Nov. 3 (Bloomberg) -- U.S. airlines may carry 37,000 fewer passengers a day this Thanksgiving as more expensive tickets and a slowing economy discourage leisure trips.
About 23.2 million passengers are expected during the 12-day peak travel period bracketing the Nov. 24 holiday, a decline of about 2 percent from last year, according to the Air Transport Association of America, the trade group that represents the biggest U.S. carriers.
“2011 is shaping up to be worse financially than what the carriers experienced in 2010,” John Heimlich, vice president of the Washington-based ATA, said on a conference call. The drop in demand may be a reflection of concerns that the economy is slowing and less disposal income, he said.
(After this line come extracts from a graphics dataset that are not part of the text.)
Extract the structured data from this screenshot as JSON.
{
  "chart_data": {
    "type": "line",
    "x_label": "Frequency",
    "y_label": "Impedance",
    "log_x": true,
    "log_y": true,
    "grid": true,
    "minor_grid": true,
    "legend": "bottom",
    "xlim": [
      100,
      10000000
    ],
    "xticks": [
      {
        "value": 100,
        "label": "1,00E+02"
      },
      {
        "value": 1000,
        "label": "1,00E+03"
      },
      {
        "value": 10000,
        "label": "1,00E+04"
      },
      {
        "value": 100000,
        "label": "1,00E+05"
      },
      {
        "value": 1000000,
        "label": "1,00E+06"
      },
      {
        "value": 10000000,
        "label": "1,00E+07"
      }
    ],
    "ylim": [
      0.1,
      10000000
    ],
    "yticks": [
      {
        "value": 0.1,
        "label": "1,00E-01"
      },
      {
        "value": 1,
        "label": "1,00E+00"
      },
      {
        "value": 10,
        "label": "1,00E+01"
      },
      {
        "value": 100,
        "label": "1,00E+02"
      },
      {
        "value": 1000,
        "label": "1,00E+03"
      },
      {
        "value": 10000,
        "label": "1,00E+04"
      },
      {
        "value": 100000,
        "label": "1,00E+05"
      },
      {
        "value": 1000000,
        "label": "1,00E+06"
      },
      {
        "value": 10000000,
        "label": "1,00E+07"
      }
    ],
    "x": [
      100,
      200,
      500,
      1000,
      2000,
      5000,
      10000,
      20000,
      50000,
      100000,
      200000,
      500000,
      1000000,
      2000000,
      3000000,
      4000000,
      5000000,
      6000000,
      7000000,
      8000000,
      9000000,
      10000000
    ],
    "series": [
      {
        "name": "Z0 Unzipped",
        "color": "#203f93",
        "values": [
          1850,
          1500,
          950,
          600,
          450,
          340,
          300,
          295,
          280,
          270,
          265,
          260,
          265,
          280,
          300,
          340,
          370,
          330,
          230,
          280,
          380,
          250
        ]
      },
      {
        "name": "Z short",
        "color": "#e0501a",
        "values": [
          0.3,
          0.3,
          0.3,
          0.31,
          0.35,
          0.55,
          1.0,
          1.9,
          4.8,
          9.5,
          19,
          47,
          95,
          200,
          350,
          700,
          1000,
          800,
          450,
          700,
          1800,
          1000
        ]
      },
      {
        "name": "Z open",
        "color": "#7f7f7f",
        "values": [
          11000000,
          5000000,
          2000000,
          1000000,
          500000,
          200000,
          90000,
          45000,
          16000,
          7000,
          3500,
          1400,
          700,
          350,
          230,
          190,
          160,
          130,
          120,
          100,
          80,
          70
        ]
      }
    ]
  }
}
Thanksgiving is typically a boost for airlines in a quarter when vacation traffic dwindles. This month’s holiday period and Christmas travel in December give the industry a chance to fill planes and add peak-day surcharges because of the increased demand.
Higher fares have also curbed leisure trips, Sam Gilliland, chief executive officer of travel firm Sabre Holdings Corp., said yesterday. Fares rose about $12 per one-way trip in the first nine months from the same period in 2010, the ATA said. US Airways Group Inc. began a domestic-fare increase last night of $4 to $10 roundtrip, Farecompare.com CEO Rick Seaney said.
“While demand is down from last year and remains well below the 2006 peak, passengers still should expect full flights” because airlines have reduced the number of available seats, Heimlich said in a statement before the call.
More than 85 percent of aircraft seats will be occupied on the Sunday and Monday following the holiday, the busiest days of the season, according to the ATA, whose members include Delta Air Lines Inc. and AMR Corp.’s American Airlines.
That’s about the same as in 2010. Daily passenger volumes may be 1.3 million to 2.3 million over the 12-day period, the ATA said.
Fuel expenses for U.S. passenger airlines rose 38 percent in the first nine months of 2011, to become “by far the largest driver” in the carriers’ expenses, Heimlich said.